NEWS THAT TRANSFORMS LIVES
As time went on, my hearing improved slightly, and I was able to conduct many Bible studies. One of the first was with a man whose wife had abandoned him to marry another man. But she did not bother to dissolve the original marriage. Not wanting to expose his wife to a charge of bigamy, and yet now desiring to be in a morally clean position to serve Jehovah, this man gradually persuaded his wife to initiate annulment proceedings.
This opened the way for the man to be legally, as well as Scripturally, free to marry the woman with whom he had been living. He, his new wife and their three children all dedicated their lives to Jehovah. Eventually two of the children served as special pioneers for a time, and the man became a presiding overseer.
So the missionary work took on a life-transforming aspect. It amazed me to watch Jehovah’s spirit at work on those I was teaching. By 1950 there were so many who wanted to serve Jehovah that we had to have a series of baptisms in the beautiful San Pedro Lake on the other side of the river from Concepción.

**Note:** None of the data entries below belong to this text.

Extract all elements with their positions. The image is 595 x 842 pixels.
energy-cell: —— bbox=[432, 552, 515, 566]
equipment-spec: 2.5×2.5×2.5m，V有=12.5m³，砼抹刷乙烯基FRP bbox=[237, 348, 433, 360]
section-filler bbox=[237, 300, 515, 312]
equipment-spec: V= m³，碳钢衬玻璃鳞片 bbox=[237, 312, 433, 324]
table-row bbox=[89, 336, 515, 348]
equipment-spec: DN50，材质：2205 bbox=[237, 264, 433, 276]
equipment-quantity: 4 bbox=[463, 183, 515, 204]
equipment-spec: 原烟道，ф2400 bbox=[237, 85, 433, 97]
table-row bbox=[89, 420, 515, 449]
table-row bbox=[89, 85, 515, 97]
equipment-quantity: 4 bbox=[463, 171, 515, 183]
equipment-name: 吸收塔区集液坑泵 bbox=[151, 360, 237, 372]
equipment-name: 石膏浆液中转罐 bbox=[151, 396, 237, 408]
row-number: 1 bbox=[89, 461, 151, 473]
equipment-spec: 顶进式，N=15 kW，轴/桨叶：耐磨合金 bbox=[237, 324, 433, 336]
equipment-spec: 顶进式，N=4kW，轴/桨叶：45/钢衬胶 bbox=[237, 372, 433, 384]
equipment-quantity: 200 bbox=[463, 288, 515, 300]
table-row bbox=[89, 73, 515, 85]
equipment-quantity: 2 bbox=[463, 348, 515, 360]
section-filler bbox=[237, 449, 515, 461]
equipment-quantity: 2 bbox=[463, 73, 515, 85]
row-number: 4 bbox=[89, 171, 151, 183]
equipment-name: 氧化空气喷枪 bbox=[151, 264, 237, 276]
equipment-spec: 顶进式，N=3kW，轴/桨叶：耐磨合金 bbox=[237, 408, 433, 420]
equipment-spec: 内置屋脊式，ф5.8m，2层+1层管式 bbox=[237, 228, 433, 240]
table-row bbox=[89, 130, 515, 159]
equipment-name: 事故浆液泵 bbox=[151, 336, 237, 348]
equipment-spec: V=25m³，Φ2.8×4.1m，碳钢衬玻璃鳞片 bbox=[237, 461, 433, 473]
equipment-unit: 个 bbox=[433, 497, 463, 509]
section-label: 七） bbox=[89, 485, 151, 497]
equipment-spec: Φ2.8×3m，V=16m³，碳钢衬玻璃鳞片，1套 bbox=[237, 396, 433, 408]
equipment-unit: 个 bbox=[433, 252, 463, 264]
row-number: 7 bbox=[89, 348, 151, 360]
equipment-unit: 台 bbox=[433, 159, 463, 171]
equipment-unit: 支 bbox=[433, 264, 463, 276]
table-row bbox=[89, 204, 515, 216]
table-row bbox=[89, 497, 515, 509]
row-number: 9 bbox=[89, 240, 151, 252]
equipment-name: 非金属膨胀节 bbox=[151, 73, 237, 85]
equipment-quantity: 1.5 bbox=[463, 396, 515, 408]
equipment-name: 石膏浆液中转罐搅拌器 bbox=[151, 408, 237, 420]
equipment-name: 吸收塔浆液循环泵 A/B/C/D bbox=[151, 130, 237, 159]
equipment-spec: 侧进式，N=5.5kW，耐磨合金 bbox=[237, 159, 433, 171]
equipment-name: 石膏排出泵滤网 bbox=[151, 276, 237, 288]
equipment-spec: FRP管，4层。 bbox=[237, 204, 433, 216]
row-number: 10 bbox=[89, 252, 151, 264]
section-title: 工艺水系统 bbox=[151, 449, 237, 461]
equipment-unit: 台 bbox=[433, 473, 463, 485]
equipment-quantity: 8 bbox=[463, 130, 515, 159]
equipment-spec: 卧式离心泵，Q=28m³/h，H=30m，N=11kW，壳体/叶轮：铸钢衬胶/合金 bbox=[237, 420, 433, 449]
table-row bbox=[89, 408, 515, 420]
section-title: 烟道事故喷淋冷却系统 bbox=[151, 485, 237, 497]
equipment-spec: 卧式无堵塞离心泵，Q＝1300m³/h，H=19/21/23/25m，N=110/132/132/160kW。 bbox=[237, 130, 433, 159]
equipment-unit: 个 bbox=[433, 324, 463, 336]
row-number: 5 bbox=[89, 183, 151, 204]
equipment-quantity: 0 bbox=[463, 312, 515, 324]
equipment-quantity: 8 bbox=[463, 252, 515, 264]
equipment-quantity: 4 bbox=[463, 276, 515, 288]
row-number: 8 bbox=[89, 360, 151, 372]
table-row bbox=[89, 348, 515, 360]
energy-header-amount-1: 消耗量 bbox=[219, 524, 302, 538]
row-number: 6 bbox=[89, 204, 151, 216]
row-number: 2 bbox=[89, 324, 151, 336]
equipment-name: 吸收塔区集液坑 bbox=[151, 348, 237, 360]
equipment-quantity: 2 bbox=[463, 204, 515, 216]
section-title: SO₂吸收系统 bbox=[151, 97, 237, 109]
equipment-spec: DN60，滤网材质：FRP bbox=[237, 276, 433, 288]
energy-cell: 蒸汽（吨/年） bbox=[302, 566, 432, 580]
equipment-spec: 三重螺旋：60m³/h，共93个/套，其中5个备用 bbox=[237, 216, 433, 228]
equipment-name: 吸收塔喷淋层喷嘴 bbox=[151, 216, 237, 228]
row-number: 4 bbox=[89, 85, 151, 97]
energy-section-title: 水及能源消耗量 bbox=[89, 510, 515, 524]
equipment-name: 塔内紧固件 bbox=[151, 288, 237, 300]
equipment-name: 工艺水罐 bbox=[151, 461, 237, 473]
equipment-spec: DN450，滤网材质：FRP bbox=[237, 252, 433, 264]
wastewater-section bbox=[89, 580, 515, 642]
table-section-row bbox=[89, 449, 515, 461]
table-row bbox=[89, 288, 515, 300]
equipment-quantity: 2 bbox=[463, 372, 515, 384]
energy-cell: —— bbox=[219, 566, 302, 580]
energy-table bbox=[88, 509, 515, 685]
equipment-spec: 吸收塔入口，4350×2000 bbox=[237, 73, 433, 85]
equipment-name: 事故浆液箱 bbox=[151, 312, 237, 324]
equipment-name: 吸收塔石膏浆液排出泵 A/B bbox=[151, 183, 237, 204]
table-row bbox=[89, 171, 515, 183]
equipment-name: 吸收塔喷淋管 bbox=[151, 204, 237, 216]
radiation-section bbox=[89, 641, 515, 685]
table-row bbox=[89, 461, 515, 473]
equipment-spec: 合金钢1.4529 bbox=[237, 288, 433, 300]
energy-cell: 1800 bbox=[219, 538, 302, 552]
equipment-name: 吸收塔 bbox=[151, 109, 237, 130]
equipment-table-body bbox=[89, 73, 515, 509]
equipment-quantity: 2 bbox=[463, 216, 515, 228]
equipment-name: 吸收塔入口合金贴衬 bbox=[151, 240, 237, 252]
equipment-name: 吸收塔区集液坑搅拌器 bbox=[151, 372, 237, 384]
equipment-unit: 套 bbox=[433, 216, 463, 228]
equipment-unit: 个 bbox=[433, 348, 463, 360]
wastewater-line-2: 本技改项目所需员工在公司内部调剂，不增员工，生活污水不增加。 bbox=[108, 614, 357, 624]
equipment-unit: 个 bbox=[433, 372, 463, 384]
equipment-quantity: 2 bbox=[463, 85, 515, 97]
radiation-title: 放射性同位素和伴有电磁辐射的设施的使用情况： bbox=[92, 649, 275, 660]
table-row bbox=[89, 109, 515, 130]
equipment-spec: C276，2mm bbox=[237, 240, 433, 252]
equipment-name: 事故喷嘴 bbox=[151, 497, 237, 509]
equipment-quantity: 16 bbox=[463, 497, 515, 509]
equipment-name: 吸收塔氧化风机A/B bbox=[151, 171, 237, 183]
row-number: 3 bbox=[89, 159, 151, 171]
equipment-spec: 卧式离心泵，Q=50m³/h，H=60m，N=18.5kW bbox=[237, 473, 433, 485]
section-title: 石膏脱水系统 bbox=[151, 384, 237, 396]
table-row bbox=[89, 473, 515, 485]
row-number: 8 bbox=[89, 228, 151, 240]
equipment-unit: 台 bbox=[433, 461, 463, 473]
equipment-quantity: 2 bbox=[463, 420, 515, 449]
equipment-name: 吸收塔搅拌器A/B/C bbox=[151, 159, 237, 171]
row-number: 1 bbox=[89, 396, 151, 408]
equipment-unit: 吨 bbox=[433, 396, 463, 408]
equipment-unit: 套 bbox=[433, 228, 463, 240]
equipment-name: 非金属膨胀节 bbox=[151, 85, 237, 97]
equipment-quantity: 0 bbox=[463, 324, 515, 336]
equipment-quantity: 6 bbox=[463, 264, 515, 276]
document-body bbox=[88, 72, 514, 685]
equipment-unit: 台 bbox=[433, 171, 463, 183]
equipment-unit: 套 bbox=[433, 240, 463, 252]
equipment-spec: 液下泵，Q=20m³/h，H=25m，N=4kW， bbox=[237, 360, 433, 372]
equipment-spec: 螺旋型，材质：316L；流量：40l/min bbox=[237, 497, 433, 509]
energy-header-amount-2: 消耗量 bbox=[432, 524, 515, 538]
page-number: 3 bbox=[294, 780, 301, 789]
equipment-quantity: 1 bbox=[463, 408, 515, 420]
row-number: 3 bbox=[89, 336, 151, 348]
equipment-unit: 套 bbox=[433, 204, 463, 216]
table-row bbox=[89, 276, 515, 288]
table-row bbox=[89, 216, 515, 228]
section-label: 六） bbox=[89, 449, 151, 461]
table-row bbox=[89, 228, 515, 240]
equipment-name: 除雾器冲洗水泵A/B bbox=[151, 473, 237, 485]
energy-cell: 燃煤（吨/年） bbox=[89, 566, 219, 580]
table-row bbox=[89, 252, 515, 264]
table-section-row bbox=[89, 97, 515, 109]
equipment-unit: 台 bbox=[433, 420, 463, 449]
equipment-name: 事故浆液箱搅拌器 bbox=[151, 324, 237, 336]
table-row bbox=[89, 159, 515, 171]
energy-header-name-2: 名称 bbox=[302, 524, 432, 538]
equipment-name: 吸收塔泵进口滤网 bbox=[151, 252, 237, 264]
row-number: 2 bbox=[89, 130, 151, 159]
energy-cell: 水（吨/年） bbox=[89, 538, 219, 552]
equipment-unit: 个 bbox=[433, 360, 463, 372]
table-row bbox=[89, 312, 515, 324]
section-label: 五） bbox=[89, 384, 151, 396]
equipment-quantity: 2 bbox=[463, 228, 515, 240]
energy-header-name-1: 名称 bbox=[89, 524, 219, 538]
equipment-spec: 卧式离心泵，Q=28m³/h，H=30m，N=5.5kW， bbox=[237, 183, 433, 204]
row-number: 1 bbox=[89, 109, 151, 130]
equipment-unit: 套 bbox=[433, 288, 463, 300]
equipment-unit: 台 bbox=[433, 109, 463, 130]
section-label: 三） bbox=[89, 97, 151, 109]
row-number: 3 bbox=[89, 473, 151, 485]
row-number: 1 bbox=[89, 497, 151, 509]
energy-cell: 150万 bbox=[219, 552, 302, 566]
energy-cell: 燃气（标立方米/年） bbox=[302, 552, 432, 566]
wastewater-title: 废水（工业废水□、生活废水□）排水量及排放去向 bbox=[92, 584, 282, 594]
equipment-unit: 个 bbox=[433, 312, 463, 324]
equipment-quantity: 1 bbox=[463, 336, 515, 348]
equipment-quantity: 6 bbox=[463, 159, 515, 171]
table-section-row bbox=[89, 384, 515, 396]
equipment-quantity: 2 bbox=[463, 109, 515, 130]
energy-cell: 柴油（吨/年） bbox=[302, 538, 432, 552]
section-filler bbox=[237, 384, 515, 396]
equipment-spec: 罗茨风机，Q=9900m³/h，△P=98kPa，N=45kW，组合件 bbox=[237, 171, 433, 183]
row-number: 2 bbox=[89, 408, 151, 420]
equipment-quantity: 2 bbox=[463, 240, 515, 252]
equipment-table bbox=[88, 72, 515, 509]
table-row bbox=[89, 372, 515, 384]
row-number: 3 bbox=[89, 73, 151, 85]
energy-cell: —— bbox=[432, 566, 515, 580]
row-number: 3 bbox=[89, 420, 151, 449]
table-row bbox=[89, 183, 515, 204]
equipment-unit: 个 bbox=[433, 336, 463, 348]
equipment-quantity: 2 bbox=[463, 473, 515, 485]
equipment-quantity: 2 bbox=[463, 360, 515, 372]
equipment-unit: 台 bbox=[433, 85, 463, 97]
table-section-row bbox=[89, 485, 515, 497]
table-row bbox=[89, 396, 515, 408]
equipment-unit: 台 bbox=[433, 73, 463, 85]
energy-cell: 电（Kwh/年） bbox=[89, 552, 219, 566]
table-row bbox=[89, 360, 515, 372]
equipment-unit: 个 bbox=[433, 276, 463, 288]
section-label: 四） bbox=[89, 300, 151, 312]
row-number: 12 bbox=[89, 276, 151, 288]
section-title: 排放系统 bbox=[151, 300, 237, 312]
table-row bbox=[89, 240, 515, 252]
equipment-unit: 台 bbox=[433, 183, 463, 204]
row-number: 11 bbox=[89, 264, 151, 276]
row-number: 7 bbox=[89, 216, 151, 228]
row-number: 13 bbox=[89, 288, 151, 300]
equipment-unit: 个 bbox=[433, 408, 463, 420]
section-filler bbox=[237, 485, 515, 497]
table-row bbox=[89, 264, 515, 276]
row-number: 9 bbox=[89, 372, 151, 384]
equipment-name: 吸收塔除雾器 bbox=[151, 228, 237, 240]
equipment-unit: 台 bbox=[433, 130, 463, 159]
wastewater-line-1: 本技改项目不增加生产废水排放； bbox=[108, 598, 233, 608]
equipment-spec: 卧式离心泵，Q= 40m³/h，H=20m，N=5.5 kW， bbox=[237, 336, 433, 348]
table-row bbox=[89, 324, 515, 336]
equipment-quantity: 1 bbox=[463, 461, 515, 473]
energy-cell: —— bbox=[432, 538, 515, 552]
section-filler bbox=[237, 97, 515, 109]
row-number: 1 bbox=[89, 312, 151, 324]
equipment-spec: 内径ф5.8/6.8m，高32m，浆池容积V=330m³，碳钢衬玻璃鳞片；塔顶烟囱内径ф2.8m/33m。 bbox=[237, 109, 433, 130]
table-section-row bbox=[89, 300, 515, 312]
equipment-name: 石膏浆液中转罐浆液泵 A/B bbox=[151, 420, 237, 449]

Although my husband and I were located in Concepción, we roamed the province carrying the good news of God’s kingdom to outlying areas. Riding in third-class trains between baskets of fish, crabs and fresh-baked bread, we visited mining towns, fishing villages and textile settlements. Our preaching laid a foundation for the many congregations that were formed later.
Over the years many missionaries served in Concepción for a while and then left. But my husband and I stayed fixed, just shifting a little from one part of the territory to another. It led to our being called los padres (the parents) of all the congregations. Our continued presence seemed to give a certain visible stability.
With the formation of new congregations, the territory for myself and my husband was more restricted. Although living in Concepción, I began to work across the river in San Pedro. There on the outskirts I found a woman living with her six children in a ventilated shack. She had been abandoned by her heavy-drinking husband, who years before took off for Santiago to live with another woman.
One day this woman received a letter from her husband. He offered to give her money for the support of the children if she would come to Santiago. The woman and her children eventually joined her husband, and he began accompanying his wife to Christian meetings. When, after a long struggle, he was finally able to conquer his addiction to alcohol, the good news from God’s Word had accomplished another remarkable transformation. A split-up, unhappy family was brought together and happily united in true worship.
Being able to bear news that has such a grand effect on people’s lives has been ever so much more rewarding to me than serving as a newspaper reporter.
Over the years I’ve seen transformations in the lives of literally hundreds of persons whom I’ve personally assisted to learn the best news. And what is that news? That God cares and that his Kingdom government will soon eliminate all causes for human suffering.
No, I don’t have money or worldly prestige to show for my more than fifty years since graduation, as do a number of my former college classmates, but I do have something much more precious—the satisfaction of having helped many persons to become active servants of Jehovah God.